Prion Island is another home to the wandering albatross. Half of the island remains open to tourism, although several restrictions have been put in place to protect the birds. A boardwalk is being built on the island to make access easier and also to protect the fragile vegetation on the island.
A former whaling station, Grytviken is now the centre of what limited government exists on the island. Most ships are met by a government representative who explains any rules and collects a per-passenger fee. There is a museum that explains island history, and the British Antarctic Survey maintains across from the station at King Edward Point. Grytviken is also the burial place of Ernest Shackleton, the famous Antarctic explorer.
St Andrew's Bay
Some people believe that St Andrew's Bay holds more density of wildlife than any other place on earth, and a first view of the massive king penguin colony and seal rookery makes this claim hard to doubt.

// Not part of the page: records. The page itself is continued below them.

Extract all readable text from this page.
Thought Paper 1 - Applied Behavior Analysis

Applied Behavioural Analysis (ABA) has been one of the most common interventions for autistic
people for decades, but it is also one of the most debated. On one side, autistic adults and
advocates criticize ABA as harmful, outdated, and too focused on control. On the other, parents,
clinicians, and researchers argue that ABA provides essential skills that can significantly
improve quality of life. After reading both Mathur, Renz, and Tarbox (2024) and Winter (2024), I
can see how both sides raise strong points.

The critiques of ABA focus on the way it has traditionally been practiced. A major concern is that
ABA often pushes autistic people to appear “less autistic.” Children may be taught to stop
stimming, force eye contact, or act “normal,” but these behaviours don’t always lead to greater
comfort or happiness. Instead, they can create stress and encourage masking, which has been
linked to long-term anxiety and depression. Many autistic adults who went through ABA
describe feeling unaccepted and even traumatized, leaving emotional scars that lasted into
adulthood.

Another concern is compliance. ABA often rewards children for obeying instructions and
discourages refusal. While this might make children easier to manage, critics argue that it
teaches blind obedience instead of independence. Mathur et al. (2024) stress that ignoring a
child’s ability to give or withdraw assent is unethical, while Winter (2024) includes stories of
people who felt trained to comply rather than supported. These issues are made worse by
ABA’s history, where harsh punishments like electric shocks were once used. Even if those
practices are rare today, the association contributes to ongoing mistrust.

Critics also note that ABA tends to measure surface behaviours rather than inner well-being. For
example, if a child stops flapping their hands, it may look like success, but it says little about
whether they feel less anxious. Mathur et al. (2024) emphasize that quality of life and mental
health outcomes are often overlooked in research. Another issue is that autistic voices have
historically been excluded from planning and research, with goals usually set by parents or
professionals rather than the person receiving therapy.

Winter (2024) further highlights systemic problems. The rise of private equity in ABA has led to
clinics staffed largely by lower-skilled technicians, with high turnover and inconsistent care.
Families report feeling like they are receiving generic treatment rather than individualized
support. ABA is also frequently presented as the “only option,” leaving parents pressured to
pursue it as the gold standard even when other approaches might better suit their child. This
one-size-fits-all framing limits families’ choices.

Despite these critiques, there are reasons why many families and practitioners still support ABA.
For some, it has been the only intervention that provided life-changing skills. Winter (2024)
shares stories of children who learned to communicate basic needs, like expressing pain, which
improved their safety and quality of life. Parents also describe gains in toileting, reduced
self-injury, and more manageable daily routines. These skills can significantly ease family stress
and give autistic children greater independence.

St Andrew's Bay is a sight that causes disbelief with hundreds of thousands of king penguins filling every available inch of space, and thousands of elephant seals and fur seals occupying the sands along the water. The sights, sounds, and smells of this bay will not soon be forgotten.
Visitors to Cooper Bay arrive to see one of the islands most accessible macaroni penguin colonies.
Drygalski is a steep-walled fjord that surprisingly contains a small rookery of Weddell seals, animals normally only found in Antarctica. Numerous glaciers and spectacular scenery make this a common destination for island visitors.
- Penguin spotting
Unless permitted as an expedition, no food is allowed to be taken ashore due to strict biosecurity protocols. Fishing and hunting on the island are prohibited.
Any overnight stay on the island requires a permit costing £1,000, so nearly all visitors to the island sleep on their boat.
Mail can be sent from Grytviken, and is picked up approximately every two weeks. The only other means of communicating with the outside world is via satellite phone, which most boats make available for between $2 and $5 per minute. There is no publicly available internet access.